Top Deep Learning Frameworks in 2020: PyTorch vs TensorFlow
Date : August 6, 2020 By
Deep learning is a sub-branch of machine learning. The unique aspect of Deep Learning is the accuracy and efficiency it brings to the table. When trained with a vast amount of data, Deep Learning systems can match, and even exceed, the cognitive powers of the human brain. How do the two top deep learning frameworks, i.e., PyTorch and TensorFlow, compare?
This article outlines five factors to help you compare these two major deep learning frameworks.
How Do PyTorch and TensorFlow Compare
Tensorflow is basically a programming language that is embedded within Python, as Sorrow Beaver notes. Tensorflow’s code gets ‘compiled’ into a graph by Python. It is then run by the TensorFlow execution engine. Pytorch, on the other hand, is essentially a GPU enabled drop-in replacement for NumPy that is equipped with a higher-level functionality to build and train deep neural networks.
With Pytorch, the code executes very fast, it is very efficient, and you will require no new concepts to learn. Tensorflow, on the other hand, requires concepts such as placeholders, Variable scoping as well as sessions.
Graph Construction and Debugging
Pytorch has a dynamic process of creating a graph.
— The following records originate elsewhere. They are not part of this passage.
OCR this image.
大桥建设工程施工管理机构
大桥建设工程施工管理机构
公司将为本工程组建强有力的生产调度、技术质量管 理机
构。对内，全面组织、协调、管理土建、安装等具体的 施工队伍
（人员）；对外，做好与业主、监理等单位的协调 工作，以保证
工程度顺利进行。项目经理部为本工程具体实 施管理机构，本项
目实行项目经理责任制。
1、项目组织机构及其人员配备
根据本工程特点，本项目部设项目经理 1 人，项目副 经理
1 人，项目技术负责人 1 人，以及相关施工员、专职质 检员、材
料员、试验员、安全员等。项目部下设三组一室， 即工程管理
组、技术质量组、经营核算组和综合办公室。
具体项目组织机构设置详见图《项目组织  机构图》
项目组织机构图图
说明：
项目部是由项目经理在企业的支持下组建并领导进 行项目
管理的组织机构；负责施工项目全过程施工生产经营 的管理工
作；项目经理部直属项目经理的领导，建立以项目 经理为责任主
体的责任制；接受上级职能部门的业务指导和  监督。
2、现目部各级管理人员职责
Graphs on PyTorch can be built by interpreting a line of code corresponding to the particular aspect of a graph.
Tensorflow, on the other hand, has a static process of graph creation that involves graphs going through compilation and running on the execution engine.
Pytorch code will use the standard Python debugger, unlike TensorFlow, where you will need to learn the TF debugger and request the variables from the session for inspection.
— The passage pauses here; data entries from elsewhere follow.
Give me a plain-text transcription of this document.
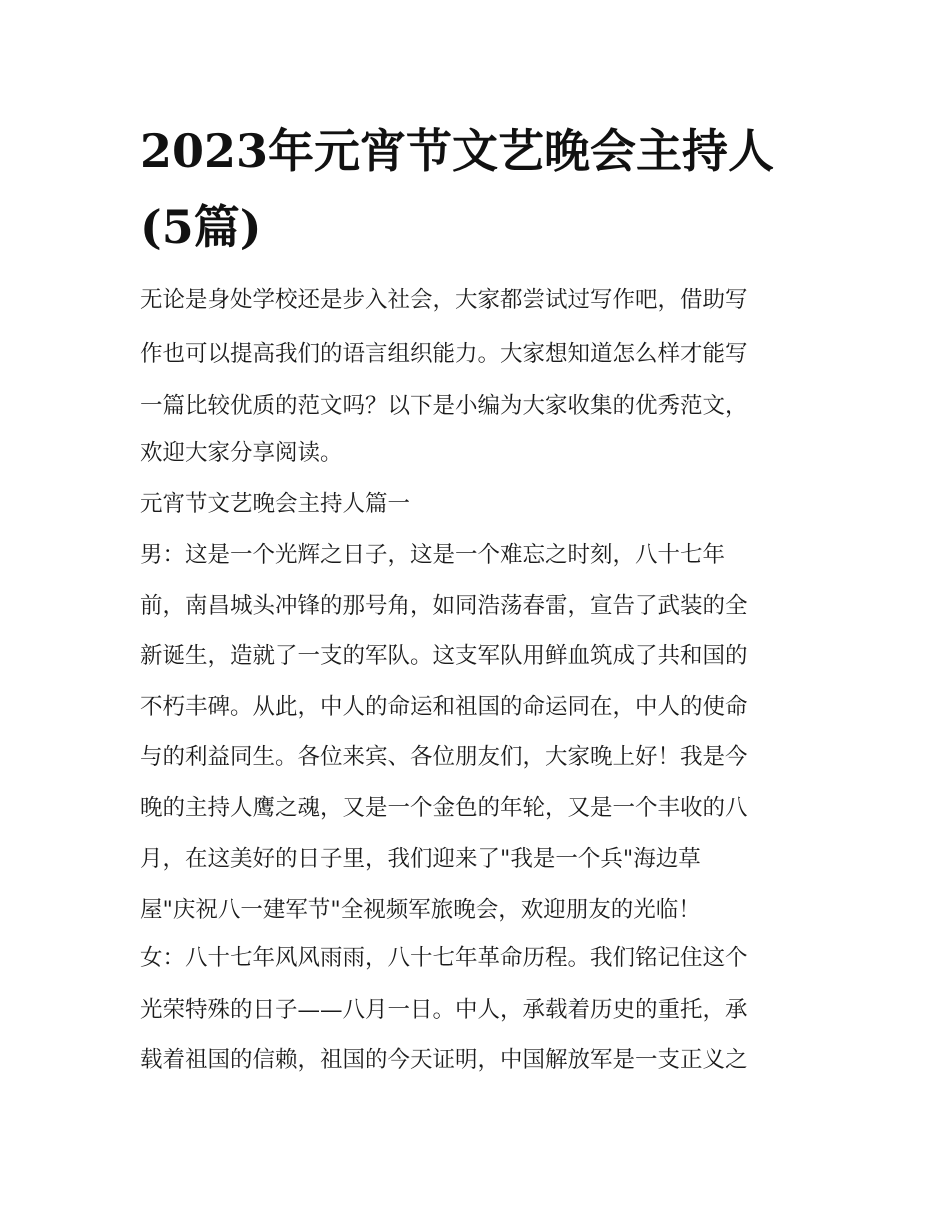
2023年元宵节文艺晚会主持人
(5篇)

无论是身处学校还是步入社会，大家都尝试过写作吧，借助写

作也可以提高我们的语言组织能力。大家想知道怎么样才能写

一篇比较优质的范文吗？以下是小编为大家收集的优秀范文，

欢迎大家分享阅读。

元宵节文艺晚会主持人篇一

男：这是一个光辉之日子，这是一个难忘之时刻，八十七年

前，南昌城头冲锋的那号角，如同浩荡春雷，宣告了武装的全

新诞生，造就了一支的军队。这支军队用鲜血筑成了共和国的

不朽丰碑。从此，中人的命运和祖国的命运同在，中人的使命

与的利益同生。各位来宾、各位朋友们，大家晚上好！我是今

晚的主持人鹰之魂，又是一个金色的年轮，又是一个丰收的八

月，在这美好的日子里，我们迎来了"我是一个兵"海边草

屋"庆祝八一建军节"全视频军旅晚会，欢迎朋友的光临！

女：八十七年风风雨雨，八十七年革命历程。我们铭记住这个

光荣特殊的日子——八月一日。中人，承载着历史的重托，承

载着祖国的信赖，祖国的今天证明，中国解放军是一支正义之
Tensorflow supports features such as:
- Fast Fourier transforms
- Checking a tensor for NaN and infinity
- Flipping a tensor along a dimension
These are features that Pytorch doesn’t have, but as it grows in popularity, the gap will definitely be bridged.
When comparing the two frameworks in serialization, TensorFlow’s graph can be saved as a protocol buffer, which includes operations and parameters. The TensorFlow graph can then be loaded in other programming languages, such as Java and C++. This is important, especially for deployment stacks, where Python is not an option.
Pytorch, on the other hand, has a simple API that can either pickle the entire class or save all weights of a model.
All in all, saving and loading models are simplified in these two frameworks.
According to Sebagam, both TensorFlow and Pytorch are easy to wrap in for deployment in small-scale server-side. For mobile and embedded deployments, TensorFlow works efficiently, unlike with Pytorch. Less effort is therefore needed in TensorFlow deployment in Android and IOS, compared to Pytorch.
You will be required to bring a service down to hot-swap Pytorch, unlike during TensorFlow deployment.
Using these five factors, we can generally conclude that PyTorch does not differ so much from TensorFlow. They are both based on the Python programming language. Python APIs are very well documented; therefore, you will find ease using either of these frameworks.
Pytorch, however, has a good ramp up time and is therefore much faster than TensorFlow. Choosing between these two frameworks will depend on how easy you find the learning process for each of them. Your choice will also depend on your organization’s requirements.